Once again, I am asking myself. When does the crazy end?
I have reached the point in the semester when I am fairly certain I am a zombie-just goin’ through the motions hopin’ to get by. EVERY single time I “get my life together” something comes around and throws the pieces around the room again. I guess that is life, but I don’t exactly appreciate it.
This week, I finally came to the hard decision to drop OChem 2 and take it at a later time. It isn’t a pre-req for anything, and I have more than enough time in my college career to take it, but I can’t shake the feeling that I gave up. I know, I know, it was a wise decision and I was spreading myself too thin etcetera, etcetera, but I’m still a little bummed that I didn’t troop through. It’s never a good feeling to realize you can’t reach your goals, even if they were set hideously high in the first place.

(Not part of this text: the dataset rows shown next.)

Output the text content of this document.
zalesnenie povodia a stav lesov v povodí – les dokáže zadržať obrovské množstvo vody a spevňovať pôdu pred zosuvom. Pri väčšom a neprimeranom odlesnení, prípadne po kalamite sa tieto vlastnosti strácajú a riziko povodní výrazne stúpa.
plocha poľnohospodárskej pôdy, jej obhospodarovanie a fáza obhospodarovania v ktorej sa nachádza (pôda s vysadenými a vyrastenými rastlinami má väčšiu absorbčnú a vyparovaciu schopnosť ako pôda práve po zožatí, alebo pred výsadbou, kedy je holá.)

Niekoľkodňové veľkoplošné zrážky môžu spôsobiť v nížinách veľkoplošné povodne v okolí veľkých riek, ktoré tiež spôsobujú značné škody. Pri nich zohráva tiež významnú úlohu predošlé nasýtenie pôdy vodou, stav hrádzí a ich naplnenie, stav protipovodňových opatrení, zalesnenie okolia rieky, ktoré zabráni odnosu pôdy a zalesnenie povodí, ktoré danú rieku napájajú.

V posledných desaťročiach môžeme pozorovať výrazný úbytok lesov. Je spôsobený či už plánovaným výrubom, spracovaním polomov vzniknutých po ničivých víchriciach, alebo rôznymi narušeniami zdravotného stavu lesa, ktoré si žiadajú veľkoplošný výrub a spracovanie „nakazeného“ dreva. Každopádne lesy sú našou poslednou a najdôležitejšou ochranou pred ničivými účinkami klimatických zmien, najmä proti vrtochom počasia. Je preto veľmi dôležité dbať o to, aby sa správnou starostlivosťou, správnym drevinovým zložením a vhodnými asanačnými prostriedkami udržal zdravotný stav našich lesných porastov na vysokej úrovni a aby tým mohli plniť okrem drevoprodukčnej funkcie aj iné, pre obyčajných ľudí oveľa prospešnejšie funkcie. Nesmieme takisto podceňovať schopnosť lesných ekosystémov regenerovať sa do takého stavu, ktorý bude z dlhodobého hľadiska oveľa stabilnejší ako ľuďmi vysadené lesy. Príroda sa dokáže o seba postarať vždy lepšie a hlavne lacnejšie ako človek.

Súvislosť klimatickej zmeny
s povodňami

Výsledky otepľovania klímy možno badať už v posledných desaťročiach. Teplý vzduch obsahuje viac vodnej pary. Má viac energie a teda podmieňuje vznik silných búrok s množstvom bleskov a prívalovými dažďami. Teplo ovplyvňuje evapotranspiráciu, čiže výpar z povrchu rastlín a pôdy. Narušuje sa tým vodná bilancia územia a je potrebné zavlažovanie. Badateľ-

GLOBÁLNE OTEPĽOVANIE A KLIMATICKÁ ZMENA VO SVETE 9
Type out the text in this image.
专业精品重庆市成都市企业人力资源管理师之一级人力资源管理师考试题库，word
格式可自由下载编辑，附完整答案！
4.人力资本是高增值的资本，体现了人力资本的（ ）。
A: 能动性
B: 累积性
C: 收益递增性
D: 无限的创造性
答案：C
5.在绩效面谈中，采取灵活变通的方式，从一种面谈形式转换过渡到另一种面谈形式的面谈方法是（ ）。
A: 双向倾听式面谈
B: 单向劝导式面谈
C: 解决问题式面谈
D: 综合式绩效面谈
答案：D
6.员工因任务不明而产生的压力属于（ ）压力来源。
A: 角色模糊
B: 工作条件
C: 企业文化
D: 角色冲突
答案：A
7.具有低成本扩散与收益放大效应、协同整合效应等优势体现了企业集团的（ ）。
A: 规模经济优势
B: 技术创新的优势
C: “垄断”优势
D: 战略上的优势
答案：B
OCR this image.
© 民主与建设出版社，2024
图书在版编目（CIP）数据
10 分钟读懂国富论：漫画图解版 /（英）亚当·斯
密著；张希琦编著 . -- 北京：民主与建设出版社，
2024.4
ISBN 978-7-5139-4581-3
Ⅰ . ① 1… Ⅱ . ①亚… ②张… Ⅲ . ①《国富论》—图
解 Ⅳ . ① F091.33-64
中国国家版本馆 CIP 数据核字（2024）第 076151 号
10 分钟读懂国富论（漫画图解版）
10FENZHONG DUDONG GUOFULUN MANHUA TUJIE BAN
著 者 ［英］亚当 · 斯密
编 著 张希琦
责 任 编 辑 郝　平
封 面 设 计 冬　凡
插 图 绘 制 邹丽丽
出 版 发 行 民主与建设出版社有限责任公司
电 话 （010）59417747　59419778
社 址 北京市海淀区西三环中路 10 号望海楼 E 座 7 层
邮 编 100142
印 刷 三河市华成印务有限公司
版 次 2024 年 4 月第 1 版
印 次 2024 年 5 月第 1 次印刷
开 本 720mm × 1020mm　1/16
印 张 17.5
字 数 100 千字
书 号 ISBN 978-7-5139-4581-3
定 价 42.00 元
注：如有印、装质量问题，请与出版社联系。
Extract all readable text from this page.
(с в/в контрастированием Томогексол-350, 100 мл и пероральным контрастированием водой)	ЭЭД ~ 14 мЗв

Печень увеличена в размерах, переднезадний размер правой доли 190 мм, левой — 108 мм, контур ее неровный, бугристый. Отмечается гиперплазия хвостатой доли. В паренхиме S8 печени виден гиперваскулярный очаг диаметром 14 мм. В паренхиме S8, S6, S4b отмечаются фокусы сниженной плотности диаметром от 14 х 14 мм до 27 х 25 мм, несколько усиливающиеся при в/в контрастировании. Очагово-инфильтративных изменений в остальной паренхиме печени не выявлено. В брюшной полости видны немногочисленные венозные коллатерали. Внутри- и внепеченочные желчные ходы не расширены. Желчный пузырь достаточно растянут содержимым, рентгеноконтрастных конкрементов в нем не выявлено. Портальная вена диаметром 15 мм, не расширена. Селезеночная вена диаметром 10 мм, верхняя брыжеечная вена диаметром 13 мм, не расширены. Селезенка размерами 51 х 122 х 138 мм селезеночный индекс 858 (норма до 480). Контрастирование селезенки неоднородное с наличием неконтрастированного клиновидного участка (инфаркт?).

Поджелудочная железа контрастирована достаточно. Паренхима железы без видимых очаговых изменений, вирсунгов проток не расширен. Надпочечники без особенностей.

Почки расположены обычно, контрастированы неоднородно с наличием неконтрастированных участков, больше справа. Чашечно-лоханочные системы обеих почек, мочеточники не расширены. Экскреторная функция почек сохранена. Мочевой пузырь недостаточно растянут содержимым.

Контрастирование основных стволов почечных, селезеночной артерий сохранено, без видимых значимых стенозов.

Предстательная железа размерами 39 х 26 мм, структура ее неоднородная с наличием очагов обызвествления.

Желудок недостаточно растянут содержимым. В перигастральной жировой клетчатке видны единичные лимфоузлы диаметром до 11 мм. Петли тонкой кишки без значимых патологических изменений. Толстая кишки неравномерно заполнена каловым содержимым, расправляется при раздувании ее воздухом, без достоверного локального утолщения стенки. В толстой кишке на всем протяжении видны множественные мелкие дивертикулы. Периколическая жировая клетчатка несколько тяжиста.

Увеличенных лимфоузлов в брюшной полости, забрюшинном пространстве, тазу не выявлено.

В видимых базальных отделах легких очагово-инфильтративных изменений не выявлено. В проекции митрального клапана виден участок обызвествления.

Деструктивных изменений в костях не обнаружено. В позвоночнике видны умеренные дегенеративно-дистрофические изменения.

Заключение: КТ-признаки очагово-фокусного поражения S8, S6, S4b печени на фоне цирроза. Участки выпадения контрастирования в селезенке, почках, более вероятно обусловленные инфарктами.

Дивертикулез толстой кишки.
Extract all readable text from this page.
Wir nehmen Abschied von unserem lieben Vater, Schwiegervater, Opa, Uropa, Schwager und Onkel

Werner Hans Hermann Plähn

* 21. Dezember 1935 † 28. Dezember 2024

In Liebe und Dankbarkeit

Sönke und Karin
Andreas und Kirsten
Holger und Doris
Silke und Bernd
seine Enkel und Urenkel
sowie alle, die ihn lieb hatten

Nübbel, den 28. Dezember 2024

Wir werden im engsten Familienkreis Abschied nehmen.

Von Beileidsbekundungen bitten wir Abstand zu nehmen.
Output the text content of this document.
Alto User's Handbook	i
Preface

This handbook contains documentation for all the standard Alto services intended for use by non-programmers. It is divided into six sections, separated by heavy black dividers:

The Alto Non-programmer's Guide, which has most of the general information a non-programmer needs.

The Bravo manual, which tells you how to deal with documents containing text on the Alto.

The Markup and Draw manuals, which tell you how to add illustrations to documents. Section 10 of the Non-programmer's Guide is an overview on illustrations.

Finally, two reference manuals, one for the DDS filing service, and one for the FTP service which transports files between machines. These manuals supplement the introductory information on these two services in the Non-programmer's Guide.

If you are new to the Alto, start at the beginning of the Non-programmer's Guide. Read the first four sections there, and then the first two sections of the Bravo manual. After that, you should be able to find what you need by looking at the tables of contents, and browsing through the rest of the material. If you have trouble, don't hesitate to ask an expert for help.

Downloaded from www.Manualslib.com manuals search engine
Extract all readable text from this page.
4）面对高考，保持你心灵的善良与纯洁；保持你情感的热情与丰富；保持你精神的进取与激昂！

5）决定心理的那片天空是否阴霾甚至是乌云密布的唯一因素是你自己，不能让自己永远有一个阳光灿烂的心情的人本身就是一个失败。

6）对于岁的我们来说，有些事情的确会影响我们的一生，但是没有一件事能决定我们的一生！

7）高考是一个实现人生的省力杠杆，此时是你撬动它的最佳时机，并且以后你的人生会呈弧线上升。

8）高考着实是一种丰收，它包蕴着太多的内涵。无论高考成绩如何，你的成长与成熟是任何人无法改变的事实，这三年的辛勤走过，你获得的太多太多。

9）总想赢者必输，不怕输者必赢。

That aside, the medieval fair was in town this weekend and a few of my friends and I decided to fight the crowd and look around (even if it was only for turkey legs). It turned out to be a lot of fun! I went last year but was only there for a short amount of time I didn’t get the full experience I did this time. There were tons of venders that were selling anything from animal feet to soap to jewelry. It was really cool! It is definitely something I would recommend if you’ve never gone!
My goals for this week are simple: to finish all of my assignments. Online classes can quickly be put on the back burner when things are stressful and busy. Once again, I am incredibly grateful for extra credit! Lord knows I need it!